Furthermore, this method is a useful tool for detection of phages in industrial samples. A PCR signal was obtained for all the phages tested in milk (detection limit, 10⁵ PFU per ml of milk). An additional benefit is that the proposed PCR analysis can be carried out directly with a phage suspension (in culture medium or milk) and lysis plaques. Neither phage particle concentration (purification by precipitation, CsCl gradient, filtration, etc.), DNA extraction, nor any other procedure is required to enrich the samples, which is very promising for routine applications. A PCR assay for the detection of S. thermophilus bacteriophages, based on amplification of the conserved replication module region, has been described previously (6). Although this test has a lower detection limit (10³ PFU ml⁻¹), it was not able to detect 6 of the 11 phages assayed in the present work. Moreover, since the target module is very conserved, the sequence of the amplified DNA does not allow phage typing.

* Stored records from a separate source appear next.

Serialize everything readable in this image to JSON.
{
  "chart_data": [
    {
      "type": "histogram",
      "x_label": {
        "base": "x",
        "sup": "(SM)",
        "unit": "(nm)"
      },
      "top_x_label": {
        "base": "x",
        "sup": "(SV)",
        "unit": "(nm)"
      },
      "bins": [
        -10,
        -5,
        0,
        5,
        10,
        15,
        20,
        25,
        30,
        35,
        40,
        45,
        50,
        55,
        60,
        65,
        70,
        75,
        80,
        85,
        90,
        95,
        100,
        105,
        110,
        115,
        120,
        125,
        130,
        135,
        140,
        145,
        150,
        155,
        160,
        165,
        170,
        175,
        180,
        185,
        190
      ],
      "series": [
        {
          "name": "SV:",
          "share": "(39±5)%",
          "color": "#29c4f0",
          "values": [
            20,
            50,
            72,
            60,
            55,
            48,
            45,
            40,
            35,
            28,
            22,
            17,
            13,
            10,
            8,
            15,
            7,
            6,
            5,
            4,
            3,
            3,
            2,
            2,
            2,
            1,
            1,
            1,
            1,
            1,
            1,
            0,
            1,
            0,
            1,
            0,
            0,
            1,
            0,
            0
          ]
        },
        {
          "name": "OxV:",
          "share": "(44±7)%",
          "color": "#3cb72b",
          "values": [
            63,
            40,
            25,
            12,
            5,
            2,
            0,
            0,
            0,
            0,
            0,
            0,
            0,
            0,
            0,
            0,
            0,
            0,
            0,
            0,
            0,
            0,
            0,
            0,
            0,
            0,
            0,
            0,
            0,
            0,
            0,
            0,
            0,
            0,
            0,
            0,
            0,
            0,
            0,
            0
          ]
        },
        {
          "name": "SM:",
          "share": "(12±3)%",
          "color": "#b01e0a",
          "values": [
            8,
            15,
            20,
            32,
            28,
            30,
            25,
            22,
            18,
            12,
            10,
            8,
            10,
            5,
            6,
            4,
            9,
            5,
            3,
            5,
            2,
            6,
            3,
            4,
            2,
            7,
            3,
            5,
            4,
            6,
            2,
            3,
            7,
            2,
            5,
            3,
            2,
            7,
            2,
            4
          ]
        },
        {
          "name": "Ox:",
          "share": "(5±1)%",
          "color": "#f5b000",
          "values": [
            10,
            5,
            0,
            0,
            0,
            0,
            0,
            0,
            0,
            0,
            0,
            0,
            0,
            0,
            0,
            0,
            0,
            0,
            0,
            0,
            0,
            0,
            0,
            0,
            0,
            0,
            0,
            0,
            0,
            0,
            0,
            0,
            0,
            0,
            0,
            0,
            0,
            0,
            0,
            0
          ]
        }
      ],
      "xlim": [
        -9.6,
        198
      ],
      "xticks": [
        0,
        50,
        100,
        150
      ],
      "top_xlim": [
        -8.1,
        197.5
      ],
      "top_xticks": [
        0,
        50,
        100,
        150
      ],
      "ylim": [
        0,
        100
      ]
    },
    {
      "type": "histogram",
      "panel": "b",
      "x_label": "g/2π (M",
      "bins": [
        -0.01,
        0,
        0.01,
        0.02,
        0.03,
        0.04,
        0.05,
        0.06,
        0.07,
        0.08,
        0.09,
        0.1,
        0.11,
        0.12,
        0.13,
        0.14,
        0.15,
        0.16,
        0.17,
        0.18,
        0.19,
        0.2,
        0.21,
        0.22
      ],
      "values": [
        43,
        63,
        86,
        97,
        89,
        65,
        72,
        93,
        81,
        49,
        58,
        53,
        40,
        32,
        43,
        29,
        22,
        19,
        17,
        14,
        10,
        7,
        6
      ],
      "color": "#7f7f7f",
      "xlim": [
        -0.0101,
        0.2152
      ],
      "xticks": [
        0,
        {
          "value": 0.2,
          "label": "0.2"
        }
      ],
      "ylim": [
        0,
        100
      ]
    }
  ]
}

Phage monitoring is critically important in dairy product manufacture, and the industry needs reliable methods for rapid phage detection. Future work will therefore evaluate whether S. thermophilus phages can be detected by multiplex PCR (i.e., simultaneously with bacteriophages of other lactic acid bacteria, such as Lactobacillus or Lactococcus, used as starters in industrial processes).